Soon after graduation, Dr. Sodhi was teaching a new ayurveda course in Bastyr’s ND program. That fueled even more interest among students.
“We were teaching the basics, and when we were finished, students asked what to do next,” he says. “We were lighting fires that kept growing.”
He began making the case to University leaders that Bastyr needed its own ayurveda program. There is a growing evidence base supporting yoga and meditation, staples of ayurvedic medicine. There is growing evidence on the safety of well-sourced herbal supplements. (Shailinder and his brothers started Ayush Herbs to bring high-quality, responsibly grown ayurvedic herbs to the U.S.)
Because ayurveda is not a licensed profession in the U.S., practitioners need another degree to practice. Naturopathic medicine was in a similar condition decades earlier, before a group of trained practitioners showed the value of their medicine and won licensure in Washington and many other states.
It took more than 10 years, but Bastyr launched its accredited ayurveda program in 2013. Dr. Sodhi hopes legal recognition will follow as graduates establish careers practicing ayurvedic medicine.
That’s what Passic and her classmates hope to do as they graduate.
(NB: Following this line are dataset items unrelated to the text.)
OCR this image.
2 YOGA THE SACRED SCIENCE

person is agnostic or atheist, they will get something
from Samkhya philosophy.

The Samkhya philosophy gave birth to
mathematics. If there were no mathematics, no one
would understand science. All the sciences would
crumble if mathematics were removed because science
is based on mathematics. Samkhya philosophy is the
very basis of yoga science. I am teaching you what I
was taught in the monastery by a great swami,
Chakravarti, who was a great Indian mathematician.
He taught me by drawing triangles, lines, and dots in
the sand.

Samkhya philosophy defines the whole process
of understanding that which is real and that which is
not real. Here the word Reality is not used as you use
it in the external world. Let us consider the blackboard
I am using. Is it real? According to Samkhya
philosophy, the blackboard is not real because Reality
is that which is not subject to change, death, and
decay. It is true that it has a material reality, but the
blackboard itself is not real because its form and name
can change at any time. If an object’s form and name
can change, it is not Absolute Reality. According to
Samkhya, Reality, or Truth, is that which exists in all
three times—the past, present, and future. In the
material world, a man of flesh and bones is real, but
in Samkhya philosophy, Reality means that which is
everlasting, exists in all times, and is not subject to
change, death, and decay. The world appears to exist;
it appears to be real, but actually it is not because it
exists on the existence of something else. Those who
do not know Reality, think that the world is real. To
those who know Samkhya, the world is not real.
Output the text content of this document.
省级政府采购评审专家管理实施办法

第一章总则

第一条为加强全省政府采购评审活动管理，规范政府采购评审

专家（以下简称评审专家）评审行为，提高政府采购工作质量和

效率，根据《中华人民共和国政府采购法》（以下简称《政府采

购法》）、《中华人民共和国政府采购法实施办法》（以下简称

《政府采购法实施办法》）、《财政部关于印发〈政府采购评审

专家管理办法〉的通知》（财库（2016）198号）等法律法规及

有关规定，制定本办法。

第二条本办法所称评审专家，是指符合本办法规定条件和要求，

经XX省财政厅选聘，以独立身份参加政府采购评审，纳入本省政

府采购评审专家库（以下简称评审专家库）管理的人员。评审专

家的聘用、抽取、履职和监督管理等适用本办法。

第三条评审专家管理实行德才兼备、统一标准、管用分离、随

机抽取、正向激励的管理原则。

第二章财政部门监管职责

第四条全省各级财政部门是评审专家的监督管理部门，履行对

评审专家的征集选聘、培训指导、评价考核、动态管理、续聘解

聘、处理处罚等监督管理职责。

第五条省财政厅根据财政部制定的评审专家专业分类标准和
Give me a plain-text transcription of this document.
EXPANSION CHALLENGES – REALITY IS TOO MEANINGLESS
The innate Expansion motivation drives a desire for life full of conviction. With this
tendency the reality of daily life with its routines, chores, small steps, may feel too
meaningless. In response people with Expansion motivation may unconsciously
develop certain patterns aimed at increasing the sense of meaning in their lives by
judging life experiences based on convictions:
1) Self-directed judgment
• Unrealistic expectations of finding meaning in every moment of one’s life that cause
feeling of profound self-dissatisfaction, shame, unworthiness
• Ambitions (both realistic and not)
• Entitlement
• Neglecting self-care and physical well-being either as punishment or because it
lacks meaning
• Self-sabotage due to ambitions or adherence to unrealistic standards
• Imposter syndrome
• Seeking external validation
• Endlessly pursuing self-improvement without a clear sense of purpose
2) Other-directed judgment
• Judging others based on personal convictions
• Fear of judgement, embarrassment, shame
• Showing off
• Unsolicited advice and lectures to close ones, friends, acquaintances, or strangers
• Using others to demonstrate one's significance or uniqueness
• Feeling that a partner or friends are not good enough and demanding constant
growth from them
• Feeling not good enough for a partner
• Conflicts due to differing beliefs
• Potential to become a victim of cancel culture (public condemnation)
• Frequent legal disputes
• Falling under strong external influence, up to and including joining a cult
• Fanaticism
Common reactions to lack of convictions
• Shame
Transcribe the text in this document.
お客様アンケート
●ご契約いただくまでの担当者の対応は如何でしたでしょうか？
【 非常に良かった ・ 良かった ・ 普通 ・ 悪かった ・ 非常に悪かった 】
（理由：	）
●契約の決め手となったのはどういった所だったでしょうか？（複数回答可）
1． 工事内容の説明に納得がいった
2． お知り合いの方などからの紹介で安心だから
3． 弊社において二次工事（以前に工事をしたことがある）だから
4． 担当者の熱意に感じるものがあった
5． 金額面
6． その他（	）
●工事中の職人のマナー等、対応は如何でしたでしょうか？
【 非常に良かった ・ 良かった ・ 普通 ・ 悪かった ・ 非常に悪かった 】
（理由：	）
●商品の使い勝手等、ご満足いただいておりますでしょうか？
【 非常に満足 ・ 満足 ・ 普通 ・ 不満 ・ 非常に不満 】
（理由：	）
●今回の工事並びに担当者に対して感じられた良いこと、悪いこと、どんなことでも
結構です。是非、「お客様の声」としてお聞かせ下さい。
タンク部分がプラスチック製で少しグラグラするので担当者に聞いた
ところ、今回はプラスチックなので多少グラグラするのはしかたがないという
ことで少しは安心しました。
On the trip to India, she saw how ayurveda functions as primary care medicine in a fast-paced hospital. She watched one arthritis patient receive massage from four therapists at once, then move into a steam sauna, then receive herbal nasal drops in the same visit.
Such therapies showed her the dedication required for potentially transformative health care. That makes it even more important for doctors to relate well to patients, a skill she watches Dr. Sodhi demonstrate at Bastyr Center for Natural Health.
“He’s easy to talk to, which is so important for a doctor,” says Passic. “Patients want to be able to tell their doctor things and not feel judged, and he can do that. He knows that ayurveda can be a hard journey because it’s asking patients to make major lifestyle changes. He gets patients to do that because he is empathetic. And he leads by example.”
On the India trip, he would pluck wild herbs from the roadside and quiz students on their Sanskrit names. Or show them how a tejovathi branch, broken into loose fibers, could be used as a simple toothbrush. Students watched as he learned to play traditional drums on the trip, one more hobby to join singing, hiking with his children, and meditating at a temple near his Bellevue, Washington, home.
Dr. Sodhi splits his time between Ayush Herbs, treating patients at his private practice, and clinical supervising at Bastyr Center, a juggling act he finds challenging — and rewarding.
“When you love something, it feels like flowing with the wind,” he says. “It doesn’t feel like busyness. It’s a constant battle, but I don’t find it a battle. I love what I do. I go to bed and enjoy what I achieved in the day.”